Objective: To determine the degree and type of stress experienced over time by mothers whose infants vary in degree of prematurity and medical and developmental risk.
Design: Longitudinal prospective follow-up study of a cohort of mothers of high- and low-risk VLBW and term infants from birth to 3 years.
Setting: All level III neonatal intensive care units from a large midwestern metropolitan region.
Participants: Mothers and infants prospectively and consecutively enrolled in a longitudinal study between 1989 and 1991. High-risk VLBW infants were diagnosed as having bronchopulmonary dysplasia, and comparison groups were low-risk VLBW infants without bronchopulmonary dysplasia and term infants (>36 weeks, >2500 g).

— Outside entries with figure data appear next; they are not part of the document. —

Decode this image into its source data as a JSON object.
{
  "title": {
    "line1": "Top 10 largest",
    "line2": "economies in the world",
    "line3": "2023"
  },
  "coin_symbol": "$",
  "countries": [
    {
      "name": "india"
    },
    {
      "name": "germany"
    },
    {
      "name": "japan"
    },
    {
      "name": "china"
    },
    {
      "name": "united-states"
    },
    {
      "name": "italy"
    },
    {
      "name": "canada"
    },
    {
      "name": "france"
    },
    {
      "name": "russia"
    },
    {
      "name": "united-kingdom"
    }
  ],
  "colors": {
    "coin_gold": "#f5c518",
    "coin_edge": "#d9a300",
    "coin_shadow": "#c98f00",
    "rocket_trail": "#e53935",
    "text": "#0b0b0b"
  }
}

Main outcome measures: Standardized, normative self-report measures of maternal psychological distress, parenting stress, family impact, and life stressors.

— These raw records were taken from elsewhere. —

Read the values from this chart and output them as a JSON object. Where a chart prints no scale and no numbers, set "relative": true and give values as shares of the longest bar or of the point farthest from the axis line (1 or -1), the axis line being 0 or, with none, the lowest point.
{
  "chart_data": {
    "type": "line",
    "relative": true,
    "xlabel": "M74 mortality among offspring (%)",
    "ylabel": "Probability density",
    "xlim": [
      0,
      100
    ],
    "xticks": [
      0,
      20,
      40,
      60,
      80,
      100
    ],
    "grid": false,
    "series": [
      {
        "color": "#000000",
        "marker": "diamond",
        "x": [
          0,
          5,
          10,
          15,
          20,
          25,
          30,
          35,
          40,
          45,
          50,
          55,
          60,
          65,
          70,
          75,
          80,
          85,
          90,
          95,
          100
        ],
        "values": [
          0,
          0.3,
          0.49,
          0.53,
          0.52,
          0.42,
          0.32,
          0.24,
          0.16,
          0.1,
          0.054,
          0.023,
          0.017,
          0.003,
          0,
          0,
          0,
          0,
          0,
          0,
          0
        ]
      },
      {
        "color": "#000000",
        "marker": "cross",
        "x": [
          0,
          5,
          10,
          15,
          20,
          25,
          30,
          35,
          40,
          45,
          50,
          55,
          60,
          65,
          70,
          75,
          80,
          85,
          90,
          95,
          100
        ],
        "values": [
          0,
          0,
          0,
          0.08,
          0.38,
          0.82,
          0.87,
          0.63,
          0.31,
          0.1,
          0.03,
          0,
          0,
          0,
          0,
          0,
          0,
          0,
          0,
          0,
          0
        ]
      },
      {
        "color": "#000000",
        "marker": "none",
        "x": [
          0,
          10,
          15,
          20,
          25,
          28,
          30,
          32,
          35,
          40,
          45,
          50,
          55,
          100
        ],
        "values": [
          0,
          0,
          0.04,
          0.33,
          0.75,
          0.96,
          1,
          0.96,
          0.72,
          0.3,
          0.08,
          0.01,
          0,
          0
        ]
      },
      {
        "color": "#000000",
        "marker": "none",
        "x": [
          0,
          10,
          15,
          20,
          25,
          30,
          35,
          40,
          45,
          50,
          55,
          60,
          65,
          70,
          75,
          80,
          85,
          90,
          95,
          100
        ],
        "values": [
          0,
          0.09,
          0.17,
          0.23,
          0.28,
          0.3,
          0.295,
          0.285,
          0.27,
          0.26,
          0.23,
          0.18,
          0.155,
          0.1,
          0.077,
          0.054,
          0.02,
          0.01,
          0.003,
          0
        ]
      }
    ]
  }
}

Results: Mothers of VLBW infants (high risk, n = 122; low risk, n = 84) had more psychological distress than mothers of term infants (n=123) at 1 month (13% vs 1%; P = .003). At 2 years, mothers of low-risk VLBW infants did not differ from term mothers, while mothers of high-risk infants continued to report psychological distress. By 3 years, mothers of high-risk VLBW children did not differ from mothers of term children in distress symptoms, while parenting stress remained greater. Severity of maternal depression was related to lower child developmental outcomes in both VLBW groups.
Conclusions: The impact of VLBW birth varies with child medical risk status, age, and developmental outcome. Follow-up programs should incorporate psychological screening and support services for mothers of VLBW infants in the immediate postnatal period, with monitoring of mothers of high-risk VLBW infants.